Nat Friedman

10 October 2002

I’m on Northwest flight 390 right now, on my way from Detroit back "home" to Boston. Detroit’s new airport — just opened in February — is absolutely gorgeous, probably the nicest airport I’ve ever been in. It’s big and spacious and bright and airy and clean, with moving walkways and flatpanels everywhere and a quiet, fast indoor electric tramline between the north and south ends of the terminal. It’s so neat and orderly — so tasteful — that it almost reminds you of one of the better European train stations, like the one at Schiphol in Holland. But then there’s the aggressive use of space: so distinctly American, there’s no mistaking it.

And of course the ceiling is arched like all airport ceilings are, in imitation of the shape of a wing. I think Dulles, near DC, was probably one of the first airports to do that (though at Dulles it’s inverted so the ceiling is actually cupping the underside of an enormous invisible airplane wing), but it’s everywhere now. The new terminals at Charles de Gaulle in Paris are breathtaking, shaped like huge angular wings with thousands of white crossbars tesellating the ceiling high above you. I wish my camera were working.

It’s a pretty effective modernization, or at least, it’s a big improvement over the 70s psychedelic-futuristic design in the older Charles de Gaulle terminals, which have these transparent pneumatic tubes worming around everywhere, shuttling people from one level to the next. And they play this strange jingly music in them; I think it’s supposed to sound like a computer or something.

Actually now that I think of it, it sounds almost exactly like the music they play in the Tunnel of Lights at O’Hare, the underground walkway that joins the midfield terminal and the main terminal. I don’t know what it is about O’Hare but everytime I connect through that airport, I always have to change terminals, and this usually means hauling ass down the tunnel of lights to make my flight, foregoing the crowded walkway and hitting the gate just in time.

Which reminds me, I very nearly ended up spending Monday night in Phoenix. For an undisclosed reason the captain kept the plane at the gate in Boston for nearly an hour before backing out and taking off, which put my 45 minute connection in grave danger. And I was flying America West, one of the shittiest airlines in the sky, all my experiences with them have been so universally bad.
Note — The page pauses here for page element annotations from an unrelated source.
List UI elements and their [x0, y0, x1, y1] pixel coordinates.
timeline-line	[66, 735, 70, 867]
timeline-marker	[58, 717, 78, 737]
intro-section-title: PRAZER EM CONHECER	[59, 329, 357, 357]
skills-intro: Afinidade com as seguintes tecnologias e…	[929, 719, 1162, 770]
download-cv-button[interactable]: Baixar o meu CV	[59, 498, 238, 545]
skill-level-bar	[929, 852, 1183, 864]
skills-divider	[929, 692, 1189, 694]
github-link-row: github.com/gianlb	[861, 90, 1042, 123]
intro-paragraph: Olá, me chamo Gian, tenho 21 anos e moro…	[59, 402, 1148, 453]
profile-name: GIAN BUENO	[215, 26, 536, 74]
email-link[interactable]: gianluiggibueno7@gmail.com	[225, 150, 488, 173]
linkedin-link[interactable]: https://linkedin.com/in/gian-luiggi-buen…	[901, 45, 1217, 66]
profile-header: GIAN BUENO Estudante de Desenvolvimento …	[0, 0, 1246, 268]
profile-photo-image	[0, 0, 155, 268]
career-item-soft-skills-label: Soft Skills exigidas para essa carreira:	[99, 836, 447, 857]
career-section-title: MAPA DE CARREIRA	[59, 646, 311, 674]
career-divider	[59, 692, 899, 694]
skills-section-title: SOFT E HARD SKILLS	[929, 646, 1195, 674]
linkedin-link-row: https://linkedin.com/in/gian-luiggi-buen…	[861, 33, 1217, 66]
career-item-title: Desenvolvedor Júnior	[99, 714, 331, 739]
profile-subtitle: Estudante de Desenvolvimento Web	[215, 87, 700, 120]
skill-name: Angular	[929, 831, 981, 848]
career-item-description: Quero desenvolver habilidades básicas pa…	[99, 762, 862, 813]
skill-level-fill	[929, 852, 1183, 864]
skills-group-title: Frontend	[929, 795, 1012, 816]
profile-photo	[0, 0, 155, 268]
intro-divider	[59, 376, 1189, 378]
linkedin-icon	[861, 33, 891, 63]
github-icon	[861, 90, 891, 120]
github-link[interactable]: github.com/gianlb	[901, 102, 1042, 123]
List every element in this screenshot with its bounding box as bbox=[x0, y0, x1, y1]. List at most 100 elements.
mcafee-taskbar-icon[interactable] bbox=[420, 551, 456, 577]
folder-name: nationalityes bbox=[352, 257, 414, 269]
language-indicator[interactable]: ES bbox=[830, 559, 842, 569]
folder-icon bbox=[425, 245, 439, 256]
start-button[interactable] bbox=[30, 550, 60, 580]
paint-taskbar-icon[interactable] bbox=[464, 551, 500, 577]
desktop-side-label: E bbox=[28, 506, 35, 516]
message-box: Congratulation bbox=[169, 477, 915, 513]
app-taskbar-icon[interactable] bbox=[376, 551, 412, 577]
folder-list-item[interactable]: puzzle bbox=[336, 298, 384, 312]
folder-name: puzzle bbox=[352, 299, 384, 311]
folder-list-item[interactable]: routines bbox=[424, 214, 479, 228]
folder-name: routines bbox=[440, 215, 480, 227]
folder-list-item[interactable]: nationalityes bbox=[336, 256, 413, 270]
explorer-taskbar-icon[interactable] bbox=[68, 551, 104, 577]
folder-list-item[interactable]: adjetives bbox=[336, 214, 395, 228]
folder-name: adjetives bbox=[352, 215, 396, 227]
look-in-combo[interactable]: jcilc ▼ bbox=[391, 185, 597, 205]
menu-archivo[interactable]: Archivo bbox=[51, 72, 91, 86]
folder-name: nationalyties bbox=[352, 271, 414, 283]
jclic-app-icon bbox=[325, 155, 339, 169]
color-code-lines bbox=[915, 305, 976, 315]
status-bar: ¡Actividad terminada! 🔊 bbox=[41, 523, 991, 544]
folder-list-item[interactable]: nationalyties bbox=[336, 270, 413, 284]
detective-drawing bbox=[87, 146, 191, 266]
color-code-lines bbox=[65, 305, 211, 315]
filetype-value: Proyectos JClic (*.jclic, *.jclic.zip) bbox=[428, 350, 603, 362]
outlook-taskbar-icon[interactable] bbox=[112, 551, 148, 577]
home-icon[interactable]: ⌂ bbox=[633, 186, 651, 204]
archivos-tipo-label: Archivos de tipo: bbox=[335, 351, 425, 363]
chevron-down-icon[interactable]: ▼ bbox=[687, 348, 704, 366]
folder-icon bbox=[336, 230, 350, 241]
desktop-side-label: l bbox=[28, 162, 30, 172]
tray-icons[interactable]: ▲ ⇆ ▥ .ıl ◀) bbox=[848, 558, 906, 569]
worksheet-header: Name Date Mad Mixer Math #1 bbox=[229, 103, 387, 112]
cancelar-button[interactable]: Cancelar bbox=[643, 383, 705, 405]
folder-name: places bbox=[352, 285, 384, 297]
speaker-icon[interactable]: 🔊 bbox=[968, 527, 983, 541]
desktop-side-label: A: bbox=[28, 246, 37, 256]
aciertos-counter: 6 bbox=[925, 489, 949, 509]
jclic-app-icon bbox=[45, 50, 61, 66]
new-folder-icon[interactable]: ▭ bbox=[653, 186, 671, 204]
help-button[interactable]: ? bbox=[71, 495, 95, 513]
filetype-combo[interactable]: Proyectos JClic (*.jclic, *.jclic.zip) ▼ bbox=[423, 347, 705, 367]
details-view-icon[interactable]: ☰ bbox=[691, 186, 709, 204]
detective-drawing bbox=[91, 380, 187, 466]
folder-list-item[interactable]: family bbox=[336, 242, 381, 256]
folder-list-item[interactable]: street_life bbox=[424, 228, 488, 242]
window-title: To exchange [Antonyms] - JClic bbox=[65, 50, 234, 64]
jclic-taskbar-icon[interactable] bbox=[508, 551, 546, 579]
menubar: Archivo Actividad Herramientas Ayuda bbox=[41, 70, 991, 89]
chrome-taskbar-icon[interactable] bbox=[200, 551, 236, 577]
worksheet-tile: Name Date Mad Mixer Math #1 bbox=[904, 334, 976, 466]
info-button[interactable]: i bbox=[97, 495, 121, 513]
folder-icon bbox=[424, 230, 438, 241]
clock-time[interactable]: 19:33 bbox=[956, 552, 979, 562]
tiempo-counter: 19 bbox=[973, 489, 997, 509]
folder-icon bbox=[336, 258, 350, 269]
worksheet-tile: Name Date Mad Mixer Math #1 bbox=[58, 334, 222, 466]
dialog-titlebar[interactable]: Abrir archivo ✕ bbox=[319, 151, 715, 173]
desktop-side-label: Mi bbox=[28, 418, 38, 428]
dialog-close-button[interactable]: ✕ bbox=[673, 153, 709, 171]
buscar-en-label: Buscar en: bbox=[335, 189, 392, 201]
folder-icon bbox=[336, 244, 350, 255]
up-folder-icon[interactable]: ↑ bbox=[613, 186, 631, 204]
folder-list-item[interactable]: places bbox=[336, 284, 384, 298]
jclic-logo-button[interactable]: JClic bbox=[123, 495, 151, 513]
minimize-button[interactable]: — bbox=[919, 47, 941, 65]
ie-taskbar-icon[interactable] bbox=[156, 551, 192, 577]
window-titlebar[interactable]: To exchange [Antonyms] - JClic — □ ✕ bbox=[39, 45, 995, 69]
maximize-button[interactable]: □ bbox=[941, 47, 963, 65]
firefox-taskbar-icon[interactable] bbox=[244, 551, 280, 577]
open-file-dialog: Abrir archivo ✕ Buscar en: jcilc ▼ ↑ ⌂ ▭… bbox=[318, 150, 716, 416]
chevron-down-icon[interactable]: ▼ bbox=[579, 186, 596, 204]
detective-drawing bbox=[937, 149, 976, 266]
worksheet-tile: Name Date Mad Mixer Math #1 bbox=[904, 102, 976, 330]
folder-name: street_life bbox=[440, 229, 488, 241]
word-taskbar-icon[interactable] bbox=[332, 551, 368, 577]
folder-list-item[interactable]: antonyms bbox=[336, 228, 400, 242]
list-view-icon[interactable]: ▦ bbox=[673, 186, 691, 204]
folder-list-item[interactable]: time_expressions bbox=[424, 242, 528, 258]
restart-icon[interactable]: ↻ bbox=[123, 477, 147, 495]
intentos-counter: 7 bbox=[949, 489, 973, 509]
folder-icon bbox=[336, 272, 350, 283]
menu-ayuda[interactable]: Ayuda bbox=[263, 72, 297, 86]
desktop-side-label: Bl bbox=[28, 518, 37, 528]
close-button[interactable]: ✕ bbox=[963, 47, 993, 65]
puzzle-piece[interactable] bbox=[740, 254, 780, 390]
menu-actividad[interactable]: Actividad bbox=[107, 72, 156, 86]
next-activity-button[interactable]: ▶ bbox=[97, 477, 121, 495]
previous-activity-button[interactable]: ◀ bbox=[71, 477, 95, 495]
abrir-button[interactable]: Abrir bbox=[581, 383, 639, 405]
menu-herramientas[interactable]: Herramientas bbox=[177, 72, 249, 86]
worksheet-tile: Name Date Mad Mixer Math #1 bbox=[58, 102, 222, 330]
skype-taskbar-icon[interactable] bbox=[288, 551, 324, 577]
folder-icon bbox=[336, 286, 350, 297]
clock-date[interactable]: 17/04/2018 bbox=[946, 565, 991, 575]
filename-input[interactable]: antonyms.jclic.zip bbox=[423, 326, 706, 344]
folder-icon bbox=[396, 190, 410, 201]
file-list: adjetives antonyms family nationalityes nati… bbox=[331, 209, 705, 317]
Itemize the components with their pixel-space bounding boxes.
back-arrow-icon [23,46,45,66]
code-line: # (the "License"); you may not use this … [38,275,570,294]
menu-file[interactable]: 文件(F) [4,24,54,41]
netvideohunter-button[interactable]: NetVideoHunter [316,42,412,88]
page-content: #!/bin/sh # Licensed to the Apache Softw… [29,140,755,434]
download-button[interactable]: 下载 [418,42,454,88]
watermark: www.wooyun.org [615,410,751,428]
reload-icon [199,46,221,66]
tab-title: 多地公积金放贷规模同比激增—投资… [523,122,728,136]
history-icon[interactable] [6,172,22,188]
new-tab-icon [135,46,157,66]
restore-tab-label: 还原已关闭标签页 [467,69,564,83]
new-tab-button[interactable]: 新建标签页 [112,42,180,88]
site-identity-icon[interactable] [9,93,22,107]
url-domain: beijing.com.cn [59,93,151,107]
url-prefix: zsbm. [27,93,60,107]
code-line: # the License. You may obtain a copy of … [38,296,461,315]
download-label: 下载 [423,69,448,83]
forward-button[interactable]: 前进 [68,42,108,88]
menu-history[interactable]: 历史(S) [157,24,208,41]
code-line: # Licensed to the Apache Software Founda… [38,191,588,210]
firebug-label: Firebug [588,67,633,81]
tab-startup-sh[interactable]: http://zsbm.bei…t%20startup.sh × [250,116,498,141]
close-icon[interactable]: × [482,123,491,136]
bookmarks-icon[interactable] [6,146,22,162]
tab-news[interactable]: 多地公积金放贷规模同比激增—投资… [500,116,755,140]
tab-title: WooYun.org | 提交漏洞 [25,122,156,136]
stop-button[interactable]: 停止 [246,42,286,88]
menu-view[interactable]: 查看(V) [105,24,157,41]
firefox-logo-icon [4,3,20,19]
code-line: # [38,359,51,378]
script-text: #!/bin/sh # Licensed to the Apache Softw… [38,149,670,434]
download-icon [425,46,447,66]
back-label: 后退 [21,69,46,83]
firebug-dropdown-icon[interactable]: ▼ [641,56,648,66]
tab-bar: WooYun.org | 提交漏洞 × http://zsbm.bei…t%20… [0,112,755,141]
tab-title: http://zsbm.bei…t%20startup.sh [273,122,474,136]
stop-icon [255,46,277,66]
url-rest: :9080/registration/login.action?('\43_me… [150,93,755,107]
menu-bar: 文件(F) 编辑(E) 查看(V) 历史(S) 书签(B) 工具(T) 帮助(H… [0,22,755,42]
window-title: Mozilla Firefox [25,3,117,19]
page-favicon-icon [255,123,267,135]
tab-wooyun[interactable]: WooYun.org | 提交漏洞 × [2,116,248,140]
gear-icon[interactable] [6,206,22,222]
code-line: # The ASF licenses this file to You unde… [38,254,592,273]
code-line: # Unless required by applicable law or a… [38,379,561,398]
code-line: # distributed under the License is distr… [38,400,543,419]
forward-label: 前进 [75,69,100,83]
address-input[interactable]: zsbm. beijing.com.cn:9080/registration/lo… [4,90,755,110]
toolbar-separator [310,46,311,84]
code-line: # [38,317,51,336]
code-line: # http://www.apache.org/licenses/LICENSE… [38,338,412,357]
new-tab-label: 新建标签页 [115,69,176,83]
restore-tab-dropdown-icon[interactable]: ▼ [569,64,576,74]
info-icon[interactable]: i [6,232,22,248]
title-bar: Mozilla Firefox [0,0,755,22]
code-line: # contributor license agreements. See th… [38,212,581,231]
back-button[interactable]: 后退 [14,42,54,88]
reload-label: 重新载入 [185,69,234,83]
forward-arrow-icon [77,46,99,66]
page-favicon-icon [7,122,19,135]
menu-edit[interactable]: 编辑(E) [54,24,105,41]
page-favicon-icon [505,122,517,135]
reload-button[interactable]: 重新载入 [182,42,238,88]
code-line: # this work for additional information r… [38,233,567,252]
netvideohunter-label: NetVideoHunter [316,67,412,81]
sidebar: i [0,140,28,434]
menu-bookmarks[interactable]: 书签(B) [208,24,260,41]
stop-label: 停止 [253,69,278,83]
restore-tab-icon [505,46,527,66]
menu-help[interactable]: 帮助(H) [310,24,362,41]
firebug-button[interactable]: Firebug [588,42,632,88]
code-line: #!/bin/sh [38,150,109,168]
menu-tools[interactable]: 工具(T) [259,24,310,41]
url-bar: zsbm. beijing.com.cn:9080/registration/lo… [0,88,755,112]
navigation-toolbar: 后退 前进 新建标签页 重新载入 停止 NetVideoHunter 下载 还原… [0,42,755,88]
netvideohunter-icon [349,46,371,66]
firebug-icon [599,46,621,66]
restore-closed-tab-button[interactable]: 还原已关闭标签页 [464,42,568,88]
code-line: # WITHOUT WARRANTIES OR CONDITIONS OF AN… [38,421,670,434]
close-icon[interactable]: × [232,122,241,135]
I usually take my shoes off on the airplane, and I remember a couple years ago on an America West flight into Vegas, a flight attendant stopped by my seat and tickled the bottom of my foot. “Nice socks,” he said, and smiled. And then when we landed, JFK junior had just died and they came on the PA and said “We at America West are saddened to have learned about the unfortunate death of John F. Kennedy Junior earlier today. We hope that you are all as…sad as we are. ThankyouandwelcometoLasVegas.” What the fuck, right?

On Monday’s late-leaving Boston flight, when I sat down the back of my seat broke off and whacked the guy behind me. “Can you please put your seat back up?” he asked. “Dude, I can remove it altogether and put it in the lavatory if you want.”

Anyway, when we got to Phoenix the plane landed at 9:35pm, and I was catching the last flight out to SFO at 9:36. So after we touched down and people started to reach up for their baggage, I got up and shouted, “Some of us are trying to avoid spending the night in Phoenix, so if you don’t have a connection, please sit down so that we can have a chance of making it.” And I tore out of there and ran through the terminal, hurdling rows of chairs, and barely made it onto my plane, seconds before they closed the door; if I’d been a minute later I definitely would have missed the flight. America West is no good.

Okay, time to turn off all electronic devices and return my tray table and seatback to the full upright position for landing.